National changes are not restricted to a drying climate. In an exhaustive study of the relationship between the ancient peoples of the Middle East and their water, Arye Issar (1990) suggests that favourable climatic conditions, with rainfall in the Negev 50 per cent greater than today's, may have contributed to the success of several national entities in the region from about 200 B.C.E. to 400 C.E. This was a period in which the Roman Empire included much of the Middle East, the monastic Dead Sea sect (possibly the Essenes) thrived around the area of Qumran and, further south, the Nabateans extended their hold over the spice trade routes from Arabia to the ports along the Mediterranean coast. Before the twentieth century, the previously greatest population between the Jordan and the Mediterranean probably was reached during that period as well about one million people during Byzantine rule (fifth century C.E.) (Broshi 1979) (see appendix I, map 6)

The Nabateans, with cities across the Negev Desert and a stunning capital at Petra, were particularly adept at intensively managing each drop from the rare rain events of their arid territory (Issar 1990,178181). Their methods, referred to as "water harvesting," included diverting storm water to their fields and terracing and cultivating ephemeral stream beds. By collecting rocks from the surrounding hillsides into piles, they were also able simultaneously to induce dew out of the night air with the cooler rocks and to increase run-off by "smoothing out" the hill slopes. These techniques are currently studied for applicability to today's marginal lands. Nevertheless, Issar argues, these practices would not have been enough for stable agricultural returns without the more humid climate that he postulates.

Issar concludes his study with the intriguing speculation that, once the climate again began to become drier in the fifth to seventh centuries C.E., the inhabitants of the ever-increasingly desiccated Arabian Peninsula may have found incentive to search for a more hospitable environment, resulting in the Moslem expansion across the Middle East, North Africa, and into Spain:

Was this burning religious zeal of the Moslems made fiercer by the droughts which struck the northern and central parts of their peninsula?

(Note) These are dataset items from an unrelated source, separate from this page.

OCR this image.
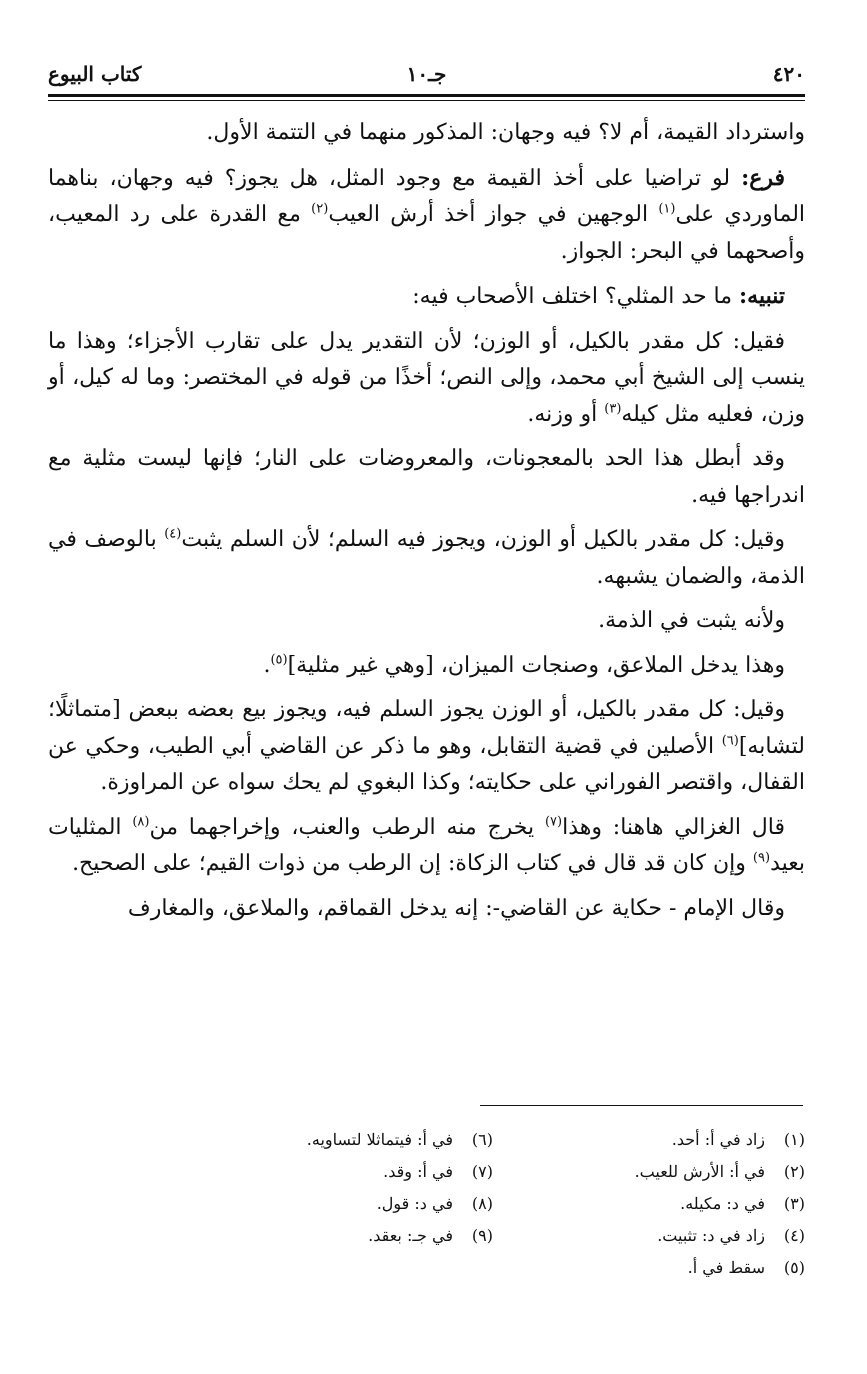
٤٢٠
جـ١٠
كتاب البيوع

واسترداد القيمة، أم لا؟ فيه وجهان: المذكور منهما في التتمة الأول.

فرع: لو تراضيا على أخذ القيمة مع وجود المثل، هل يجوز؟ فيه وجهان، بناهما الماوردي على$^{(١)}$ الوجهين في جواز أخذ أرش العيب$^{(٢)}$ مع القدرة على رد المعيب، وأصحهما في البحر: الجواز.

تنبيه: ما حد المثلي؟ اختلف الأصحاب فيه:

فقيل: كل مقدر بالكيل، أو الوزن؛ لأن التقدير يدل على تقارب الأجزاء؛ وهذا ما ينسب إلى الشيخ أبي محمد، وإلى النص؛ أخذًا من قوله في المختصر: وما له كيل، أو وزن، فعليه مثل كيله$^{(٣)}$ أو وزنه.

وقد أبطل هذا الحد بالمعجونات، والمعروضات على النار؛ فإنها ليست مثلية مع اندراجها فيه.

وقيل: كل مقدر بالكيل أو الوزن، ويجوز فيه السلم؛ لأن السلم يثبت$^{(٤)}$ بالوصف في الذمة، والضمان يشبهه.

ولأنه يثبت في الذمة.

وهذا يدخل الملاعق، وصنجات الميزان، [وهي غير مثلية]$^{(٥)}$.

وقيل: كل مقدر بالكيل، أو الوزن يجوز السلم فيه، ويجوز بيع بعضه ببعض [متماثلًا؛ لتشابه]$^{(٦)}$ الأصلين في قضية التقابل، وهو ما ذكر عن القاضي أبي الطيب، وحكي عن القفال، واقتصر الفوراني على حكايته؛ وكذا البغوي لم يحك سواه عن المراوزة.

قال الغزالي هاهنا: وهذا$^{(٧)}$ يخرج منه الرطب والعنب، وإخراجهما من$^{(٨)}$ المثليات بعيد$^{(٩)}$ وإن كان قد قال في كتاب الزكاة: إن الرطب من ذوات القيم؛ على الصحيح.

وقال الإمام - حكاية عن القاضي-: إنه يدخل القماقم، والملاعق، والمغارف

(١)زاد في أ: أحد.
(٢)في أ: الأرش للعيب.
(٣)في د: مكيله.
(٤)زاد في د: تثبيت.
(٥)سقط في أ.
(٦)في أ: فيتماثلا لتساويه.
(٧)في أ: وقد.
(٨)في د: قول.
(٩)في جـ: بعقد.
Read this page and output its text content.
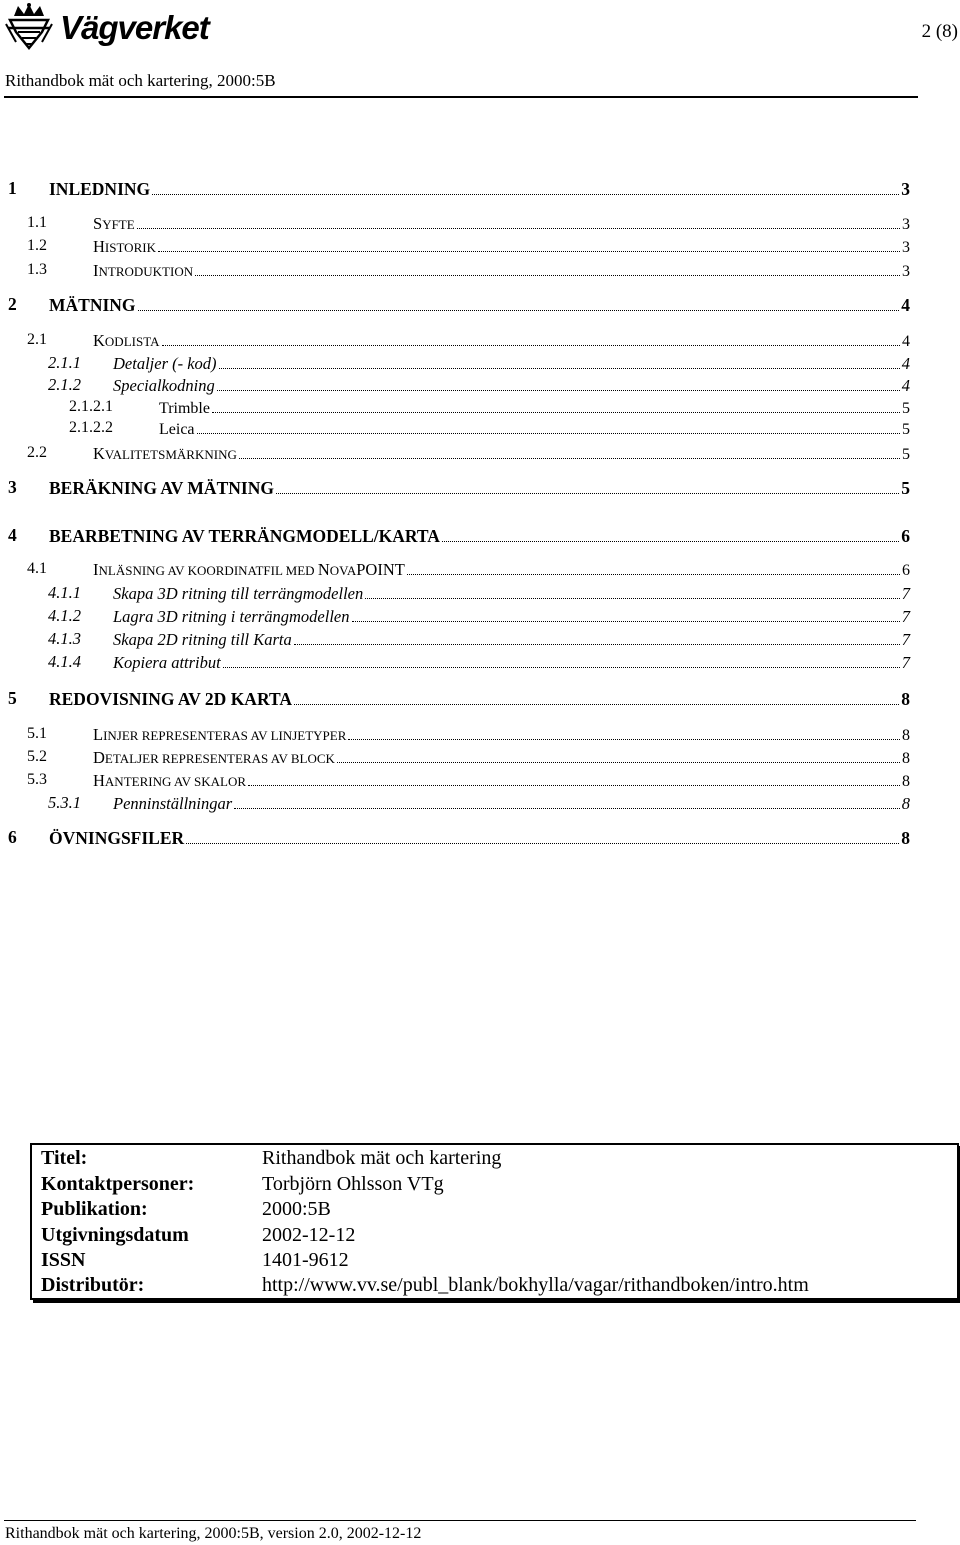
Vägverket	2 (8)
Rithandbok mät och kartering, 2000:5B
1 INLEDNING	3
1.1	SYFTE	3
1.2	HISTORIK	3
1.3	INTRODUKTION	3
2 MÄTNING	4
2.1	KODLISTA	4
2.1.1 Detaljer (- kod)	4
2.1.2 Specialkodning	4
2.1.2.1	Trimble	5
2.1.2.2	Leica	5
2.2	KVALITETSMÄRKNING	5
3 BERÄKNING AV MÄTNING	5
4 BEARBETNING AV TERRÄNGMODELL/KARTA	6
4.1	INLÄSNING AV KOORDINATFIL MED NOVAPOINT	6
4.1.1 Skapa 3D ritning till terrängmodellen	7
4.1.2 Lagra 3D ritning i terrängmodellen	7
4.1.3 Skapa 2D ritning till Karta	7
4.1.4 Kopiera attribut	7
5 REDOVISNING AV 2D KARTA	8
5.1	LINJER REPRESENTERAS AV LINJETYPER	8
5.2	DETALJER REPRESENTERAS AV BLOCK	8
5.3	HANTERING AV SKALOR	8
5.3.1 Penninställningar	8
6 ÖVNINGSFILER	8
Titel:	Rithandbok mät och kartering
Kontaktpersoner:	Torbjörn Ohlsson VTg
Publikation:	2000:5B
Utgivningsdatum	2002-12-12
ISSN	1401-9612
Distributör:	http://www.vv.se/publ_blank/bokhylla/vagar/rithandboken/intro.htm
Rithandbok mät och kartering, 2000:5B, version 2.0, 2002-12-12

Did this drying up also weaken the countries of the Fertile Crescent guarding what was left of the Roman Empire ... ? (Issar 1990, 188)

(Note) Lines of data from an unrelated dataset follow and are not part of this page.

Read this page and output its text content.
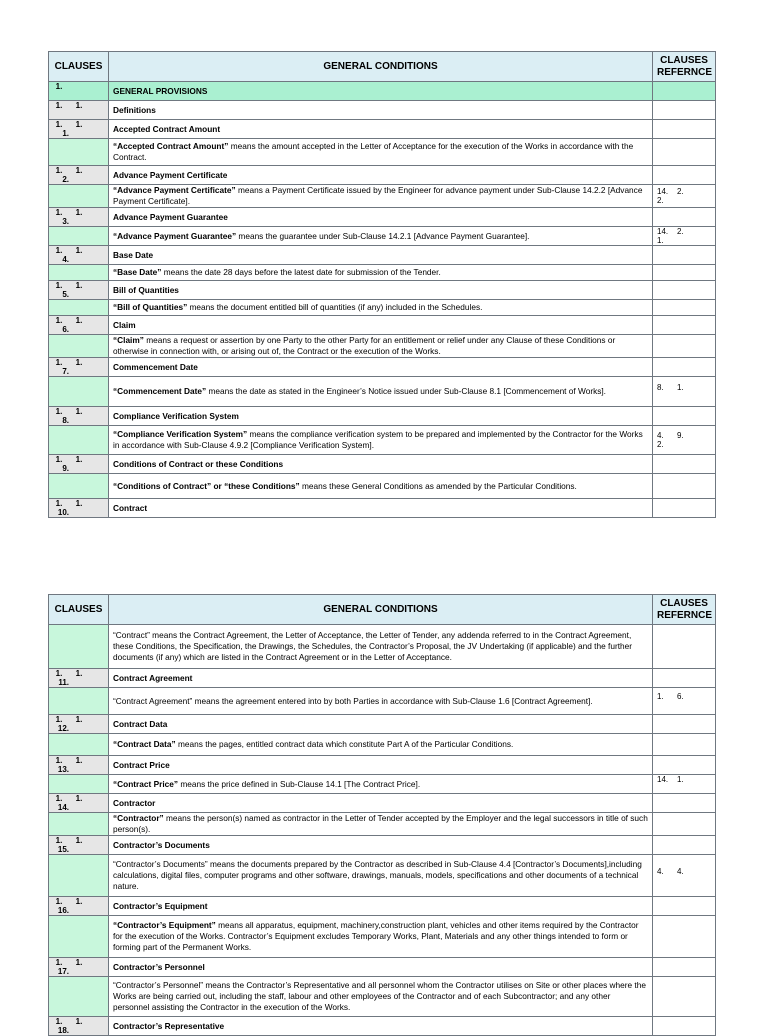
CLAUSES	GENERAL CONDITIONS	CLAUSES
REFERNCE
1.	GENERAL PROVISIONS	
1. 1.	Definitions	
1. 1.1.	Accepted Contract Amount	
	“Accepted Contract Amount” means the amount accepted in the Letter of Acceptance for the execution of the Works in accordance with the Contract.	
1. 1.2.	Advance Payment Certificate	
	“Advance Payment Certificate” means a Payment Certificate issued by the Engineer for advance payment under Sub-Clause 14.2.2 [Advance Payment Certificate].	14. 2.2.
1. 1.3.	Advance Payment Guarantee	
	“Advance Payment Guarantee” means the guarantee under Sub-Clause 14.2.1 [Advance Payment Guarantee].	14. 2.1.
1. 1.4.	Base Date	
	“Base Date” means the date 28 days before the latest date for submission of the Tender.	
1. 1.5.	Bill of Quantities	
	“Bill of Quantities” means the document entitled bill of quantities (if any) included in the Schedules.	
1. 1.6.	Claim	
	“Claim” means a request or assertion by one Party to the other Party for an entitlement or relief under any Clause of these Conditions or otherwise in connection with, or arising out of, the Contract or the execution of the Works.	
1. 1.7.	Commencement Date	
	“Commencement Date” means the date as stated in the Engineer’s Notice issued under Sub-Clause 8.1 [Commencement of Works].	8. 1.
1. 1.8.	Compliance Verification System	
	“Compliance Verification System” means the compliance verification system to be prepared and implemented by the Contractor for the Works in accordance with Sub-Clause 4.9.2 [Compliance Verification System].	4. 9.2.
1. 1.9.	Conditions of Contract or these Conditions	
	“Conditions of Contract” or “these Conditions” means these General Conditions as amended by the Particular Conditions.	
1. 1.10.	Contract	
CLAUSES	GENERAL CONDITIONS	CLAUSES
REFERNCE
	“Contract” means the Contract Agreement, the Letter of Acceptance, the Letter of Tender, any addenda referred to in the Contract Agreement, these Conditions, the Specification, the Drawings, the Schedules, the Contractor’s Proposal, the JV Undertaking (if applicable) and the further documents (if any) which are listed in the Contract Agreement or in the Letter of Acceptance.	
1. 1.11.	Contract Agreement	
	“Contract Agreement” means the agreement entered into by both Parties in accordance with Sub-Clause 1.6 [Contract Agreement].	1. 6.
1. 1.12.	Contract Data	
	“Contract Data” means the pages, entitled contract data which constitute Part A of the Particular Conditions.	
1. 1.13.	Contract Price	
	“Contract Price” means the price defined in Sub-Clause 14.1 [The Contract Price].	14. 1.
1. 1.14.	Contractor	
	“Contractor” means the person(s) named as contractor in the Letter of Tender accepted by the Employer and the legal successors in title of such person(s).	
1. 1.15.	Contractor’s Documents	
	“Contractor’s Documents” means the documents prepared by the Contractor as described in Sub-Clause 4.4 [Contractor’s Documents],including calculations, digital files, computer programs and other software, drawings, manuals, models, specifications and other documents of a technical nature.	4. 4.
1. 1.16.	Contractor’s Equipment	
	“Contractor’s Equipment” means all apparatus, equipment, machinery,construction plant, vehicles and other items required by the Contractor for the execution of the Works. Contractor’s Equipment excludes Temporary Works, Plant, Materials and any other things intended to form or forming part of the Permanent Works.	
1. 1.17.	Contractor’s Personnel	
	“Contractor’s Personnel” means the Contractor’s Representative and all personnel whom the Contractor utilises on Site or other places where the Works are being carried out, including the staff, labour and other employees of the Contractor and of each Subcontractor; and any other personnel assisting the Contractor in the execution of the Works.	
1. 1.18.	Contractor’s Representative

In the subsequent centuries, the inhabitants of the region and the conquering nations that came and went have lived mostly within the limits of their water resources, using combinations of surface water and well water for survival and livelihood (Beaumont 1991, 1). But just as changing amounts of water availability in the Middle East may have contributed to the formation of both the Jewish and Arab nations millennia ago, conflicting interpretations of how to overcome those limits have also been a factor in competition and conflict as their respective nationalisms began to re-emerge on the same soil in the twentieth century. Lessons from the details of these conflicts are used later in this work to inform strategies for conflict resolution.